The controversies associated with the Sri Lankan contingent that went for the Rio Olympics and the lack of scientific knowledge in the country’s sports scene were hot topics highlighted at the latest monthly public lecture conducted by Save the Sports Sri Lanka in Colombo on September 14 (Wednesday).
The session held under the title ‘Olympics and the white elephant’ saw four leading sports personalities express their views on how the island can revamp its ‘dilapidated’ ports structure.
Professor Arjuna de Silva stressed on the fact that Sri Lankans should temporary cease engaging in contact sports and concentrate on the use of sports science in disciplines where the islanders have a good chance in performing. Prof. Silva added that Sri Lankan athletes weren’t blessed with a strong lower body and this was a reason for the country’s sportsmen and women struggling at the global sports world.
The professor identified archery and pistol shooting as two disciplines where Sri Lankans can make a mark.
He also spoke of Sri Lanka’s chances at the 2017 Champions Trophy cricket tournament that will be hosted by England. Professor de Silva said that since Sri Lanka will be playing this tournament in England, national cricketers should consider training in the cool climes of Radella to get acclimatized with the weather conditions in the United Kingdom.
Another fact that was highlighted at the lecture held at the National Library and Documentation Services Board was the severe shortage of nutritious food for Sri Lankan athletes. The professor pointed out that some athletes were reported to be in the habit of sharing their nutritious meal with other family members due to poverty.
Lalith Priyantha, a former table tennis champion and administrator who also spoke on this subject underscored the fact that a great number of talented table tennis players are forced to neglect their training because they have to give priority to coaching assignments they have undertaken. “I had to give up my table tennis career prematurely because I needed to raise the money I needed to live by doing coaching,” is how Priyantha summed up the problem that has plagued this racket sport.
Former badminton champion Priyantha Wijesekara who also spoke at the session said that Sri Lankans as a whole needed a vision and plan for sport. Wijesekara also added that Sri Lanka needed a national sports policy. The former badminton champion said that he was delighted the sport he loved most, badminton, was represented by Niluka Karunaratne at the Rio Olympics. Responding to a question whether Karunaratne had reached Olympic standards at the time he qualified for the 2016 edition of the Games, Wijesekara said, “Olympics is not about an event where only the best in the world take part in. The Olympic concept encourages wide participation and hence Karanaratne’s appearance at the Olympics must be celebrated.” He said for a starter that Sri Lanka should forget world standard and try to reach the standards reached by India at badminton.

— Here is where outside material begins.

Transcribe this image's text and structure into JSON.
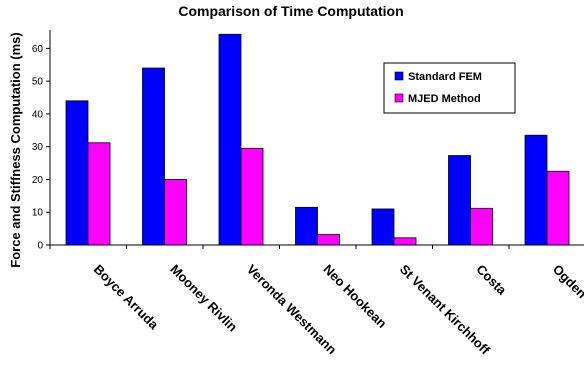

Former Sri Lanka cricket captain Arjuna Ranatunga too underscored the fact that the islanders can make progress if they observe what India is doing in sport.
He said that the present cricket administrators had no plans for the future and added, “90% of what I have predicted has come true in the sport of cricket. See how far we will fall in international cricket scene very soon,” he said. Ranatunga added that he had made a request to Prime Minister Ranil Wickremesinghe to appoint a committee to investigate the contingent that represented Sri Lanka at the Rio Olympics.
Save the Sports Sri Lanka President Chintaka Fernando was also present at the occasion.